Meet Aaron Fraser: Former Coke Dealer, Homo Thug Author and Aspiring Congressman
"Where are you from? What have you done?" a tiny 80-year-old woman demands, peering out from the doorway of her Jersey City home. "I've never heard of you."
Aaron Fraser is standing on the woman's wide wooden veranda, asking if she will sign a petition in support of adding his name to the ballot for U.S. Congress in New Jersey's 10th District. He needs 200 signatures from Democrats registered in the district by March 31, but Fraser is aiming to collect at least five times that many, in case his opponent challenges their validity.
The woman knows, if only by name, the man Fraser is running against: Donald Payne Jr., her congressional representative and the son of Congressman Donald M. Payne. Payne Jr. assumed the office his father had held for 24 years after Payne Sr. passed away in 2012. She doesn't recognize the distinguished-looking black man with the broad smile and shiny bald dome, standing nearly six feet tall on her doorstep in a full suit and immaculate midnight-blue overcoat with silver cuff links peeking out from its sleeves.
He stumbles a little at her frankness. "Well, I think my academic experience . . ."
"What do you mean, 'academic experience?'" she snaps.
"I have an MBA in media management," Fraser offers, hopefully. The woman looks unimpressed, but he presses on, speaking in broad terms about how he would like to change this neighborhood for the better.
She grumbles incredulously but signs the petition anyway, neatly fitting her name and address into one of the 10 slots provided, then hands the clipboard back. "I'm 80 years old. I don't care," she shrugs, shuffling back inside. The door slams shut behind her.
By half past two on this Saturday afternoon in late February, Fraser has knocked on more than 60 doors. He has gone up and down Jersey City's Randolph and Arlington avenues, sidestepping, in his dress shoes, the dog poop and trash that have spent weeks obscured by several feet of snow. It is sparklingly sunny, warm for the first time in weeks, and the gutters of every row house are dripping. Fraser has shaken dozens of hands, asked after his neighbors' concerns, and promised to attend at least one church function the following Sunday. He has climbed 16 flights of stairs in two apartment buildings, and after almost two hours he has a total of 18 signatures.

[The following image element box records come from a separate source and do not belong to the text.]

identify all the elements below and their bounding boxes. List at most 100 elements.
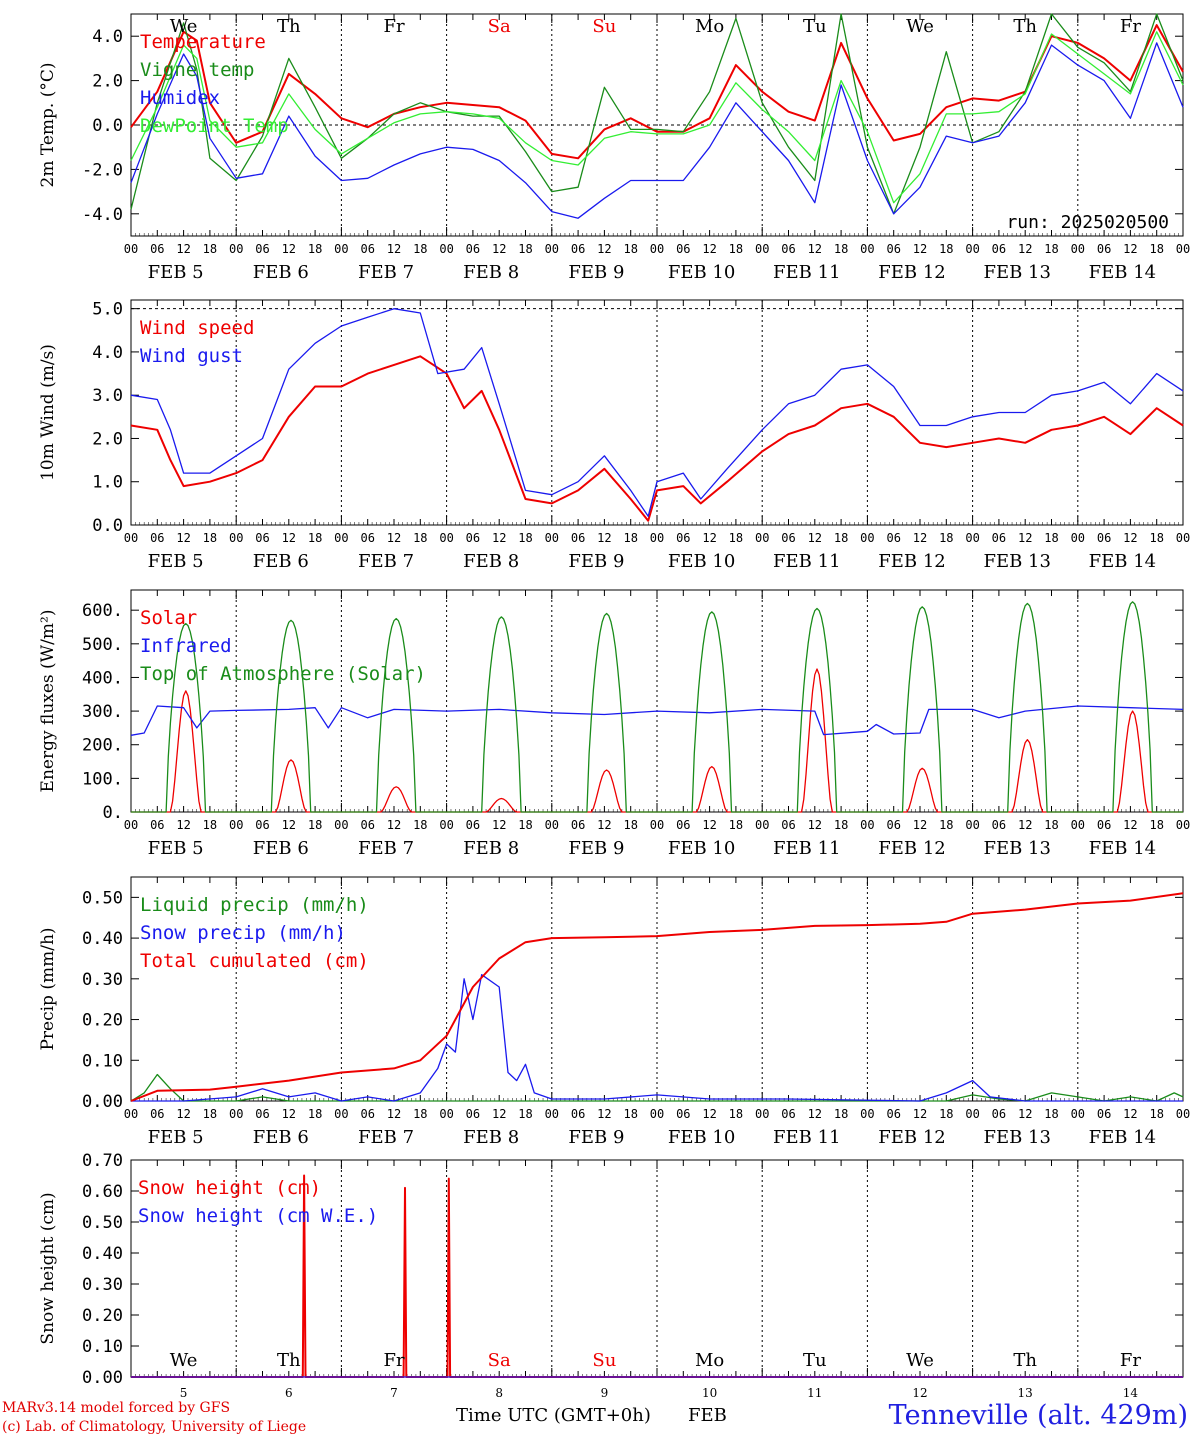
hour-tick-label: 06 (1097, 242, 1111, 256)
hour-tick-label: 18 (413, 242, 427, 256)
hour-tick-label: 18 (413, 1107, 427, 1121)
hour-tick-label: 06 (150, 242, 164, 256)
hour-tick-label: 06 (466, 531, 480, 545)
series-line (131, 601, 1183, 813)
hour-tick-label: 18 (623, 242, 637, 256)
date-label: FEB 9 (568, 838, 624, 859)
hour-tick-label: 12 (913, 1107, 927, 1121)
hour-tick-label: 06 (676, 1107, 690, 1121)
weekday-label: Fr (1120, 16, 1141, 37)
date-label: FEB 13 (983, 262, 1050, 283)
hour-tick-label: 12 (176, 242, 190, 256)
hour-tick-label: 06 (466, 1107, 480, 1121)
hour-tick-label: 12 (597, 242, 611, 256)
hour-tick-label: 06 (150, 531, 164, 545)
date-label: FEB 7 (358, 262, 414, 283)
model-credit: MARv3.14 model forced by GFS (2, 1400, 231, 1416)
series-line (130, 355, 1184, 522)
hour-tick-label: 06 (466, 242, 480, 256)
hour-tick-label: 00 (965, 531, 979, 545)
date-label: FEB 11 (773, 262, 840, 283)
hour-tick-label: 12 (702, 1107, 716, 1121)
hour-tick-label: 06 (781, 531, 795, 545)
y-tick-label: 4.0 (92, 343, 123, 363)
series-line (130, 308, 1184, 517)
hour-tick-label: 00 (860, 818, 874, 832)
hour-tick-label: 00 (755, 818, 769, 832)
hour-tick-label: 12 (492, 242, 506, 256)
hour-tick-label: 00 (545, 242, 559, 256)
hour-tick-label: 12 (492, 531, 506, 545)
y-tick-label: 0.10 (82, 1051, 123, 1071)
hour-tick-label: 00 (860, 1107, 874, 1121)
y-tick-label: 300. (82, 702, 123, 722)
date-label: FEB 8 (463, 838, 519, 859)
y-tick-label: 0.30 (82, 970, 123, 990)
date-label: FEB 6 (253, 838, 309, 859)
hour-tick-label: 18 (1044, 818, 1058, 832)
date-label: FEB 12 (878, 838, 945, 859)
date-label: FEB 6 (253, 1127, 309, 1148)
day-number-label: 6 (285, 1386, 293, 1400)
hour-tick-label: 00 (229, 818, 243, 832)
hour-tick-label: 06 (992, 531, 1006, 545)
y-tick-label: 0.00 (82, 1368, 123, 1388)
legend-entry: DewPoint Temp (140, 115, 289, 137)
hour-tick-label: 18 (1149, 1107, 1163, 1121)
hour-tick-label: 12 (1018, 531, 1032, 545)
hour-tick-label: 00 (124, 818, 138, 832)
legend-entry: Humidex (140, 87, 220, 109)
weekday-label: Fr (383, 16, 404, 37)
y-tick-label: 3.0 (92, 386, 123, 406)
y-axis-label: Precip (mm/h) (38, 927, 58, 1050)
hour-tick-label: 00 (860, 531, 874, 545)
hour-tick-label: 12 (808, 242, 822, 256)
hour-tick-label: 12 (176, 818, 190, 832)
weekday-label: Fr (383, 1350, 404, 1371)
hour-tick-label: 00 (545, 1107, 559, 1121)
day-number-label: 12 (912, 1386, 927, 1400)
series-line (130, 892, 1184, 1102)
date-label: FEB 5 (148, 1127, 204, 1148)
hour-tick-label: 06 (571, 531, 585, 545)
y-tick-label: 0.50 (82, 888, 123, 908)
legend-entry: Total cumulated (cm) (140, 950, 369, 972)
date-label: FEB 9 (568, 1127, 624, 1148)
date-label: FEB 9 (568, 262, 624, 283)
hour-tick-label: 12 (597, 1107, 611, 1121)
hour-tick-label: 00 (650, 531, 664, 545)
y-tick-label: 1.0 (92, 473, 123, 493)
date-label: FEB 10 (668, 1127, 735, 1148)
hour-tick-label: 06 (466, 818, 480, 832)
hour-tick-label: 12 (702, 242, 716, 256)
y-axis-label: Snow height (cm) (38, 1192, 58, 1344)
y-tick-label: 0.60 (82, 1182, 123, 1202)
hour-tick-label: 06 (255, 531, 269, 545)
y-tick-label: 2.0 (92, 72, 123, 92)
hour-tick-label: 18 (308, 818, 322, 832)
hour-tick-label: 18 (1044, 242, 1058, 256)
hour-tick-label: 18 (939, 1107, 953, 1121)
date-label: FEB 13 (983, 551, 1050, 572)
date-label: FEB 14 (1089, 1127, 1156, 1148)
date-label: FEB 5 (148, 262, 204, 283)
panel-5 (130, 1159, 1184, 1378)
hour-tick-label: 12 (1018, 818, 1032, 832)
weekday-label: Th (277, 16, 301, 37)
hour-tick-label: 12 (282, 1107, 296, 1121)
day-number-label: 11 (807, 1386, 822, 1400)
hour-tick-label: 12 (387, 818, 401, 832)
weekday-label: Fr (1120, 1350, 1141, 1371)
hour-tick-label: 06 (360, 1107, 374, 1121)
hour-tick-label: 12 (808, 818, 822, 832)
hour-tick-label: 00 (229, 1107, 243, 1121)
y-tick-label: 0.40 (82, 1244, 123, 1264)
y-tick-label: 0. (103, 803, 123, 823)
date-label: FEB 10 (668, 262, 735, 283)
hour-tick-label: 06 (571, 242, 585, 256)
y-tick-label: -2.0 (82, 160, 123, 180)
hour-tick-label: 00 (545, 818, 559, 832)
hour-tick-label: 00 (439, 818, 453, 832)
panel-3 (130, 589, 1184, 813)
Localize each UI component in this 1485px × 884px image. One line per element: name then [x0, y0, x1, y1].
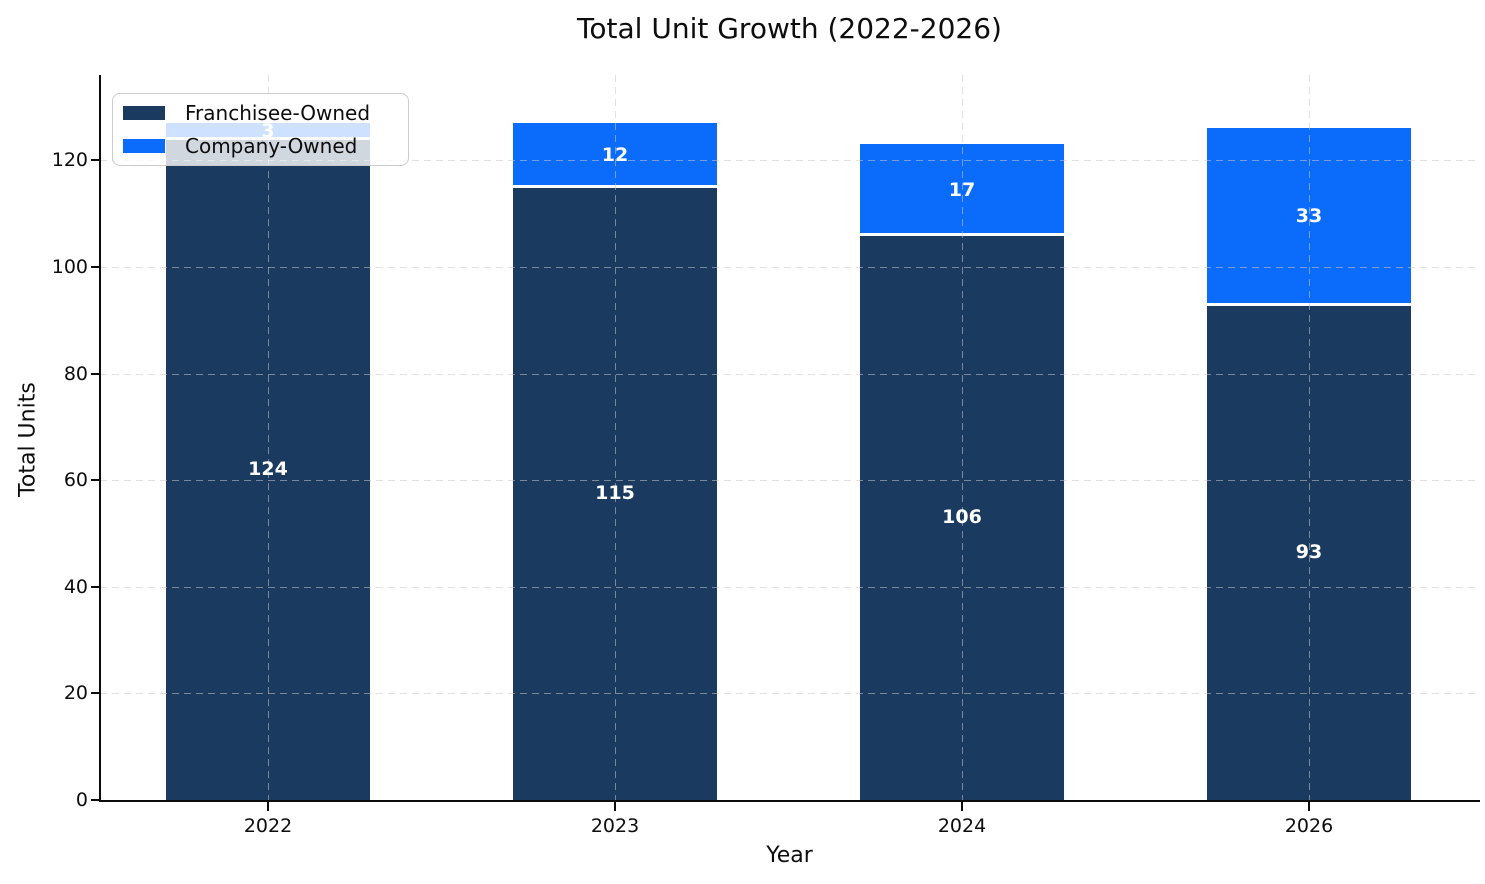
y-axis-spine	[99, 75, 101, 802]
h-gridline	[100, 266, 1479, 268]
y-tick-mark	[91, 479, 100, 482]
y-tick-label: 100	[51, 255, 88, 278]
y-tick-mark	[91, 372, 100, 375]
bar-value-label: 93	[1295, 541, 1323, 564]
y-tick-mark	[91, 585, 100, 588]
y-tick-mark	[91, 159, 100, 162]
x-tick-mark	[961, 802, 963, 811]
v-gridline	[962, 75, 963, 800]
x-tick-label: 2024	[937, 815, 987, 837]
legend-item-label: Franchisee-Owned	[185, 101, 371, 125]
x-tick-label: 2023	[590, 815, 640, 837]
bar-value-label: 33	[1295, 205, 1323, 228]
y-tick-label: 80	[63, 362, 88, 385]
bar-value-label: 115	[595, 482, 635, 505]
v-gridline	[1309, 75, 1310, 800]
h-gridline	[100, 586, 1479, 588]
x-tick-mark	[267, 802, 269, 811]
y-tick-label: 40	[63, 575, 88, 598]
y-tick-label: 120	[51, 149, 88, 172]
h-gridline	[100, 160, 1479, 162]
y-tick-label: 60	[63, 469, 88, 492]
x-tick-label: 2026	[1284, 815, 1334, 837]
bar-value-label: 17	[948, 178, 976, 201]
x-tick-mark	[614, 802, 616, 811]
y-tick-label: 20	[63, 682, 88, 705]
legend-item: Company-Owned	[123, 133, 398, 159]
y-tick-mark	[91, 692, 100, 695]
bar-value-label: 12	[601, 143, 629, 166]
x-tick-mark	[1308, 802, 1310, 811]
y-tick-mark	[91, 265, 100, 268]
legend: Franchisee-Owned Company-Owned	[112, 93, 409, 166]
x-axis-label: Year	[766, 843, 813, 868]
legend-swatch-icon	[123, 106, 165, 120]
y-tick-mark	[91, 799, 100, 801]
legend-swatch-icon	[123, 139, 165, 153]
chart-title: Total Unit Growth (2022-2026)	[577, 12, 1002, 45]
bar-value-label: 124	[248, 458, 288, 481]
h-gridline	[100, 693, 1479, 695]
legend-item: Franchisee-Owned	[123, 100, 398, 126]
h-gridline	[100, 480, 1479, 482]
bar-value-label: 106	[942, 506, 982, 529]
h-gridline	[100, 373, 1479, 375]
v-gridline	[268, 75, 269, 800]
y-axis-label: Total Units	[15, 382, 41, 497]
x-tick-label: 2022	[243, 815, 293, 837]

The old woman's home is the third-to-last door he will knock on today, and she is the only one who has asked him who he is — beyond the polite, well-dressed, soft-spoken man with an impressive business card (red and blue, featuring a photo of himself and a string of silver stars), declaring his intention to be her next congressman.
That's probably just as well; Aaron Fraser has yet to put the finishing touches on his 30-second elevator pitch.
His spiel could go something like this:
Aaron Fraser grew up in Harlem, the eldest of six kids, son of a minister's daughter and a Guyanese immigrant. He attended Julia Richman High School on the Upper East Side and later graduated from Mercy College. He holds two master's degrees (one from Mercy, the second from Metropolitan College of New York) and is three credits shy of a fourth degree in theology. Now 43 years old, he is a published author many times over.
Fraser has also, at various times in his life, been a robber, a drug dealer, and a con man. He has been convicted in three states, has seven felony counts to his name, and has spent, all told, close to a decade and a half behind bars.
It is possible that these details might make voters in New Jersey's 10th District less inclined to elect him to a seat in Congress. Then again, it's slightly refreshing that a New Jersey politician might reveal himself to be a criminal before he's elected.